Avec quoi déguster votre infusion ?
Cette boisson se suffit à elle-même, mais pour une pause gourmande, elle s’accorde merveilleusement avec des saveurs simples et peu sucrées qui ne viendront pas éclipser sa délicatesse. Pensez à des biscuits secs comme des sablés pur beurre, des croquants aux amandes ou des madeleines au citron. Un carré de chocolat noir à 70% de cacao peut également créer un contraste intéressant, ses notes amères venant rehausser la douceur fruitée de l’infusion.

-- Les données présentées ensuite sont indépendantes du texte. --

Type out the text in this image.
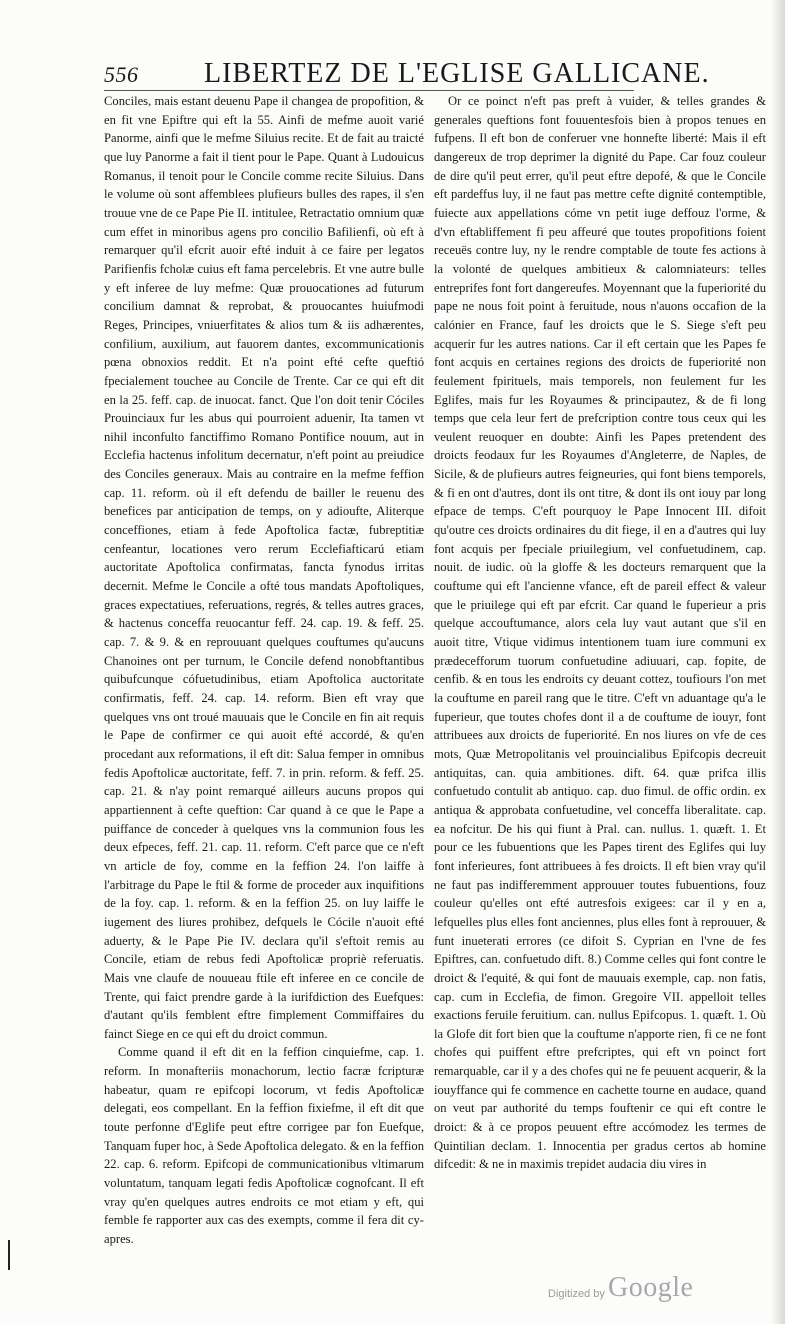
556 LIBERTEZ DE L'EGLISE GALLICANE.

Conciles, mais estant deuenu Pape il changea de propofition, & en fit vne Epiftre qui eft la 55. Ainfi de mefme auoit varié Panorme, ainfi que le mefme Siluius recite. Et de fait au traicté que luy Panorme a fait il tient pour le Pape. Quant à Ludouicus Romanus, il tenoit pour le Concile comme recite Siluius. Dans le volume où sont affemblees plufieurs bulles des rapes, il s'en trouue vne de ce Pape Pie II. intitulee, Retractatio omnium quæ cum effet in minoribus agens pro concilio Bafilienfi, où eft à remarquer qu'il efcrit auoir efté induit à ce faire per legatos Parifienfis fcholæ cuius eft fama percelebris. Et vne autre bulle y eft inferee de luy mefme: Quæ prouocationes ad futurum concilium damnat & reprobat, & prouocantes huiufmodi Reges, Principes, vniuerfitates & alios tum & iis adhærentes, confilium, auxilium, aut fauorem dantes, excommunicationis pœna obnoxios reddit. Et n'a point efté cefte queftió fpecialement touchee au Concile de Trente. Car ce qui eft dit en la 25. feff. cap. de inuocat. fanct. Que l'on doit tenir Cóciles Prouinciaux fur les abus qui pourroient aduenir, Ita tamen vt nihil inconfulto fanctiffimo Romano Pontifice nouum, aut in Ecclefia hactenus infolitum decernatur, n'eft point au preiudice des Conciles generaux. Mais au contraire en la mefme feffion cap. 11. reform. où il eft defendu de bailler le reuenu des benefices par anticipation de temps, on y adioufte, Aliterque conceffiones, etiam à fede Apoftolica factæ, fubreptitiæ cenfeantur, locationes vero rerum Ecclefiafticarú etiam auctoritate Apoftolica confirmatas, fancta fynodus irritas decernit. Mefme le Concile a ofté tous mandats Apoftoliques, graces expectatiues, referuations, regrés, & telles autres graces, & hactenus conceffa reuocantur feff. 24. cap. 19. & feff. 25. cap. 7. & 9. & en reprouuant quelques couftumes qu'aucuns Chanoines ont per turnum, le Concile defend nonobftantibus quibufcunque cófuetudinibus, etiam Apoftolica auctoritate confirmatis, feff. 24. cap. 14. reform. Bien eft vray que quelques vns ont troué mauuais que le Concile en fin ait requis le Pape de confirmer ce qui auoit efté accordé, & qu'en procedant aux reformations, il eft dit: Salua femper in omnibus fedis Apoftolicæ auctoritate, feff. 7. in prin. reform. & feff. 25. cap. 21. & n'ay point remarqué ailleurs aucuns propos qui appartiennent à cefte queftion: Car quand à ce que le Pape a puiffance de conceder à quelques vns la communion fous les deux efpeces, feff. 21. cap. 11. reform. C'eft parce que ce n'eft vn article de foy, comme en la feffion 24. l'on laiffe à l'arbitrage du Pape le ftil & forme de proceder aux inquifitions de la foy. cap. 1. reform. & en la feffion 25. on luy laiffe le iugement des liures prohibez, defquels le Cócile n'auoit efté aduerty, & le Pape Pie IV. declara qu'il s'eftoit remis au Concile, etiam de rebus fedi Apoftolicæ propriè referuatis. Mais vne claufe de nouueau ftile eft inferee en ce concile de Trente, qui faict prendre garde à la iurifdiction des Euefques: d'autant qu'ils femblent eftre fimplement Commiffaires du fainct Siege en ce qui eft du droict commun.

Comme quand il eft dit en la feffion cinquiefme, cap. 1. reform. In monafteriis monachorum, lectio facræ fcripturæ habeatur, quam re epifcopi locorum, vt fedis Apoftolicæ delegati, eos compellant. En la feffion fixiefme, il eft dit que toute perfonne d'Eglife peut eftre corrigee par fon Euefque, Tanquam fuper hoc, à Sede Apoftolica delegato. & en la feffion 22. cap. 6. reform. Epifcopi de communicationibus vltimarum voluntatum, tanquam legati fedis Apoftolicæ cognofcant. Il eft vray qu'en quelques autres endroits ce mot etiam y eft, qui femble fe rapporter aux cas des exempts, comme il fera dit cy-apres.

Or ce poinct n'eft pas preft à vuider, & telles grandes & generales queftions font fouuentesfois bien à propos tenues en fufpens. Il eft bon de conferuer vne honnefte liberté: Mais il eft dangereux de trop deprimer la dignité du Pape. Car fouz couleur de dire qu'il peut errer, qu'il peut eftre depofé, & que le Concile eft pardeffus luy, il ne faut pas mettre cefte dignité contemptible, fuiecte aux appellations cóme vn petit iuge deffouz l'orme, & d'vn eftabliffement fi peu affeuré que toutes propofitions foient receuës contre luy, ny le rendre comptable de toute fes actions à la volonté de quelques ambitieux & calomniateurs: telles entreprifes font fort dangereufes. Moyennant que la fuperiorité du pape ne nous foit point à feruitude, nous n'auons occafion de la calónier en France, fauf les droicts que le S. Siege s'eft peu acquerir fur les autres nations. Car il eft certain que les Papes fe font acquis en certaines regions des droicts de fuperiorité non feulement fpirituels, mais temporels, non feulement fur les Eglifes, mais fur les Royaumes & principautez, & de fi long temps que cela leur fert de prefcription contre tous ceux qui les veulent reuoquer en doubte: Ainfi les Papes pretendent des droicts feodaux fur les Royaumes d'Angleterre, de Naples, de Sicile, & de plufieurs autres feigneuries, qui font biens temporels, & fi en ont d'autres, dont ils ont titre, & dont ils ont iouy par long efpace de temps. C'eft pourquoy le Pape Innocent III. difoit qu'outre ces droicts ordinaires du dit fiege, il en a d'autres qui luy font acquis per fpeciale priuilegium, vel confuetudinem, cap. nouit. de iudic. où la gloffe & les docteurs remarquent que la couftume qui eft l'ancienne vfance, eft de pareil effect & valeur que le priuilege qui eft par efcrit. Car quand le fuperieur a pris quelque accouftumance, alors cela luy vaut autant que s'il en auoit titre, Vtique vidimus intentionem tuam iure communi ex prædecefforum tuorum confuetudine adiuuari, cap. fopite, de cenfib. & en tous les endroits cy deuant cottez, toufiours l'on met la couftume en pareil rang que le titre. C'eft vn aduantage qu'a le fuperieur, que toutes chofes dont il a de couftume de iouyr, font attribuees aux droicts de fuperiorité. En nos liures on vfe de ces mots, Quæ Metropolitanis vel prouincialibus Epifcopis decreuit antiquitas, can. quia ambitiones. dift. 64. quæ prifca illis confuetudo contulit ab antiquo. cap. duo fimul. de offic ordin. ex antiqua & approbata confuetudine, vel conceffa liberalitate. cap. ea nofcitur. De his qui fiunt à Pral. can. nullus. 1. quæft. 1. Et pour ce les fubuentions que les Papes tirent des Eglifes qui luy font inferieures, font attribuees à fes droicts. Il eft bien vray qu'il ne faut pas indifferemment approuuer toutes fubuentions, fouz couleur qu'elles ont efté autresfois exigees: car il y en a, lefquelles plus elles font anciennes, plus elles font à reprouuer, & funt inueterati errores (ce difoit S. Cyprian en l'vne de fes Epiftres, can. confuetudo dift. 8.) Comme celles qui font contre le droict & l'equité, & qui font de mauuais exemple, cap. non fatis, cap. cum in Ecclefia, de fimon. Gregoire VII. appelloit telles exactions feruile feruitium. can. nullus Epifcopus. 1. quæft. 1. Où la Glofe dit fort bien que la couftume n'apporte rien, fi ce ne font chofes qui puiffent eftre prefcriptes, qui eft vn poinct fort remarquable, car il y a des chofes qui ne fe peuuent acquerir, & la iouyffance qui fe commence en cachette tourne en audace, quand on veut par authorité du temps fouftenir ce qui eft contre le droict: & à ce propos peuuent eftre accómodez les termes de Quintilian declam. 1. Innocentia per gradus certos ab homine difcedit: & ne in maximis trepidet audacia diu vires in

Digitized by Google
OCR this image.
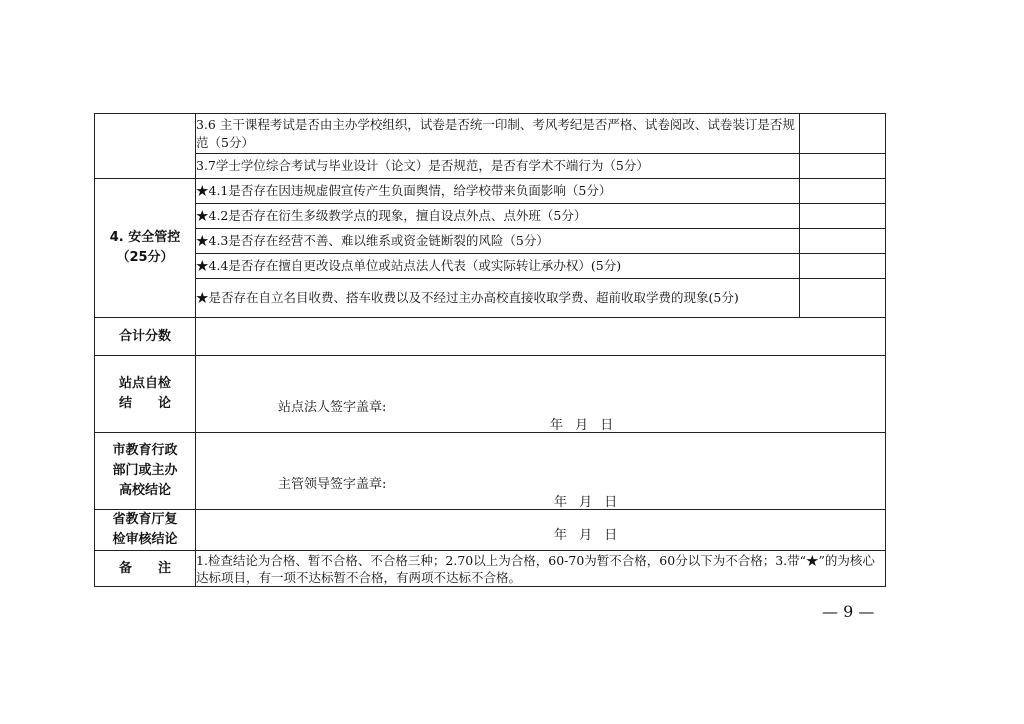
	3.6 主干课程考试是否由主办学校组织，试卷是否统一印制、考风考纪是否严格、试卷阅改、试卷装订是否规范（5分）	
	3.7学士学位综合考试与毕业设计（论文）是否规范，是否有学术不端行为（5分）	

4. 安全管控
（25分）	★4.1是否存在因违规虚假宣传产生负面舆情，给学校带来负面影响（5分）	
	★4.2是否存在衍生多级教学点的现象，擅自设点外点、点外班（5分）	
	★4.3是否存在经营不善、难以维系或资金链断裂的风险（5分）	
	★4.4是否存在擅自更改设点单位或站点法人代表（或实际转让承办权）(5分)	
	★是否存在自立名目收费、搭车收费以及不经过主办高校直接收取学费、超前收取学费的现象(5分)	
合计分数		

站点自检
结　　论	站点法人签字盖章:
年 月 日	

市教育行政
部门或主办
高校结论	主管领导签字盖章:
年 月 日	

省教育厅复
检审核结论	年 月 日	

备　　注	1.检查结论为合格、暂不合格、不合格三种；2.70以上为合格，60-70为暂不合格，60分以下为不合格；3.带“★”的为核心达标项目，有一项不达标暂不合格，有两项不达标不合格。	
— 9 —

L’héritage d’un remède de grand-mère
L’utilisation des queues de cerises, ou pédoncules, ne date pas d’hier. Elle puise ses racines dans la pharmacopée traditionnelle européenne, où elle est reconnue depuis des siècles pour ses propriétés diurétiques. Riches en flavonoïdes et en sels de potassium, les queues de cerises favoriseraient l’élimination rénale de l’eau. Sans faire de promesses médicales, on peut affirmer que cette infusion contribue à une bonne hydratation et participe au drainage naturel de l’organisme.
Au-delà de ses vertus, c’est toute une histoire de bon sens paysan qui nous est contée. À une époque où chaque partie d’une récolte était valorisée, il était impensable de jeter ces précieuses tiges. On les faisait sécher méticuleusement à l’ombre, dans un endroit sec et aéré, pour les conserver tout l’hiver. Elles devenaient alors le remède familial pour les jours où l’on se sentait ‘gonflé’ ou ‘encrassé’. Boire une tasse de cette infusion, c’est donc renouer avec un savoir-faire ancestral, un geste simple et respectueux de la nature.